The 3 Series has been dynamic king of this segment for a long, long time. With rear-wheel drive and BMW's commitment to delivering a good drive, the mid-sizer has soundly beaten the A4 for years on that front and only been slightly troubled by the most recent C-Class. Neither of those other cars are slouches and only now is Audi getting close with its new A4.
When you flex the right ankle and throw it at a winding road, the Three absolutely shines
The first thing you notice about the car is the steering and throttle. Both are finely balanced and the latest variable rack is hard to pick. The weight is just right and doesn't get too heavy when you flick the switch to Sport. There's even enough feedback coming back from the road to stop the purists pining for hydraulic steering.

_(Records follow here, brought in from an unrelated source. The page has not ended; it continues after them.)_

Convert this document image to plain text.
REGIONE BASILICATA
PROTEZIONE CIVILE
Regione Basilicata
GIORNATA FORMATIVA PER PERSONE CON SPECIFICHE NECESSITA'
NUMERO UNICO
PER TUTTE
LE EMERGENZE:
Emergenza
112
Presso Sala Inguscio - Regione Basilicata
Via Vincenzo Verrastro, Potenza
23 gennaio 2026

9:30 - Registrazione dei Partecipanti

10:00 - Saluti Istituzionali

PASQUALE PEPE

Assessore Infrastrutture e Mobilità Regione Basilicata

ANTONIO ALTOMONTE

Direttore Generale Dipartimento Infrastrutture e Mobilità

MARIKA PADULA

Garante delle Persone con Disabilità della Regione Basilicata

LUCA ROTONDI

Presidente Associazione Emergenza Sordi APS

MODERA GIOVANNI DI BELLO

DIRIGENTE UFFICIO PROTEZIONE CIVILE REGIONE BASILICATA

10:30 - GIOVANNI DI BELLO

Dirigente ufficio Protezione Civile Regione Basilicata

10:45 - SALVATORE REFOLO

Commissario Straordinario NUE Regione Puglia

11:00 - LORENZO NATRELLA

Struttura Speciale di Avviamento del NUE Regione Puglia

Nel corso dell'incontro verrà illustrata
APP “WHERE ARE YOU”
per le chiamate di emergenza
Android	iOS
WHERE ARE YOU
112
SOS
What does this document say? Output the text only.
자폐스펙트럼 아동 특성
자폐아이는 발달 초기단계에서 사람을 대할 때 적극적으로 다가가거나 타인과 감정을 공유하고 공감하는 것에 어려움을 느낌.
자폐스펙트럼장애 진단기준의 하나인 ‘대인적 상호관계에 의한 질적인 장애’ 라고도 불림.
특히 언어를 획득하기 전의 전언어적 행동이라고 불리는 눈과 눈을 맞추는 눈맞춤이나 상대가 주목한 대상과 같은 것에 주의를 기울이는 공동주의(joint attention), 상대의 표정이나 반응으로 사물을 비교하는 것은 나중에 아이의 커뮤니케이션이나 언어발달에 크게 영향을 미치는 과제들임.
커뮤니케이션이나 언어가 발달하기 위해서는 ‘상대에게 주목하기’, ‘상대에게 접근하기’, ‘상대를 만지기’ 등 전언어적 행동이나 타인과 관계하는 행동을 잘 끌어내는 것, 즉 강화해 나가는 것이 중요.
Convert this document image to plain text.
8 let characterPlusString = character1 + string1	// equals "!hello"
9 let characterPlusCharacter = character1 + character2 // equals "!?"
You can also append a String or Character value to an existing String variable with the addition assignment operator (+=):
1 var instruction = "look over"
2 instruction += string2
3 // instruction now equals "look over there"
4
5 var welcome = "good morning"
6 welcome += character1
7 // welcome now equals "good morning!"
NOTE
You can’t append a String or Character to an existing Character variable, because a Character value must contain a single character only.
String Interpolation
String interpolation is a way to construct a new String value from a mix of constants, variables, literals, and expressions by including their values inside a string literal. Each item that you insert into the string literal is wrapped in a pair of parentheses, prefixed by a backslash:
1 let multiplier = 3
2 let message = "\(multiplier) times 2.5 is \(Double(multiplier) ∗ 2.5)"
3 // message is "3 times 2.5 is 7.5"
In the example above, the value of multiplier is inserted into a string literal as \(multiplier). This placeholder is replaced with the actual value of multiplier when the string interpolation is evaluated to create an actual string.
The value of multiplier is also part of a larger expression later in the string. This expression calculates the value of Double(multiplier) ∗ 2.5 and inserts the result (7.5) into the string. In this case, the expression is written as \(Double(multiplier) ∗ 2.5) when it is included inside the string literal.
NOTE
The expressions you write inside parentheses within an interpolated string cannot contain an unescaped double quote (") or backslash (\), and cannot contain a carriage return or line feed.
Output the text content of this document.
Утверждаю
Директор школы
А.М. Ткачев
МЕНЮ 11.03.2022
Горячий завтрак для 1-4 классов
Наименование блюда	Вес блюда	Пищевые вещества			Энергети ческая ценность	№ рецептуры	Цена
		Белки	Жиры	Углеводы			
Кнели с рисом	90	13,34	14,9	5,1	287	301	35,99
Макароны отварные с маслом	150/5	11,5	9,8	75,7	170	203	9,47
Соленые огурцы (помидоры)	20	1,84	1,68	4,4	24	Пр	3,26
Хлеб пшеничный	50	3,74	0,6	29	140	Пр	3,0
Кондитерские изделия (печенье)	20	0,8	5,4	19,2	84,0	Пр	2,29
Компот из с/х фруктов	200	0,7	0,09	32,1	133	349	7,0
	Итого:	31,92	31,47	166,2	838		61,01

The adaptive damping on the M Sport does have trouble ironing out the jiggly bits and the rear Potenza rubber (225/40 front and 255/35) makes a racket on coarse and concrete surfaces. Otherwise, motorway cruising is reasonably serene, with just some wind rustle around the mirrors. It's not as quiet as either the new A4 or C-Class, though.
But the drive is where it's at - when you flex the right ankle and throw it at a winding road, the Three absolutely shines. The front end has enormous grip, while the body, crouched tightly over the wheels, stays perfectly composed even through big compressions or over mid-corner bumps. The electro-nannies are subtle and proportional and even with them off, it's a very high threshold before you wished you'd left them on.
For the most part, the M Sport tune is actually pretty good around town. Comfort mode knocks the worst of the edges off the stiffer springs and you and your passengers will only really get upset by rough surfaces or big, harsh bumps.
Great steering, good ride compromise on the M Sport springs and a very solid equipment list, the 330i is a terrific car. It's mildly astonishing that the 330i is the top-seller but objectively speaking, this sort of equipment level used to nudge the $100,000 mark. The in-car toys may not be as advanced as the competition and the loss of two cylinders will concern some, but the 330i remains the top of the heap for the keen driver.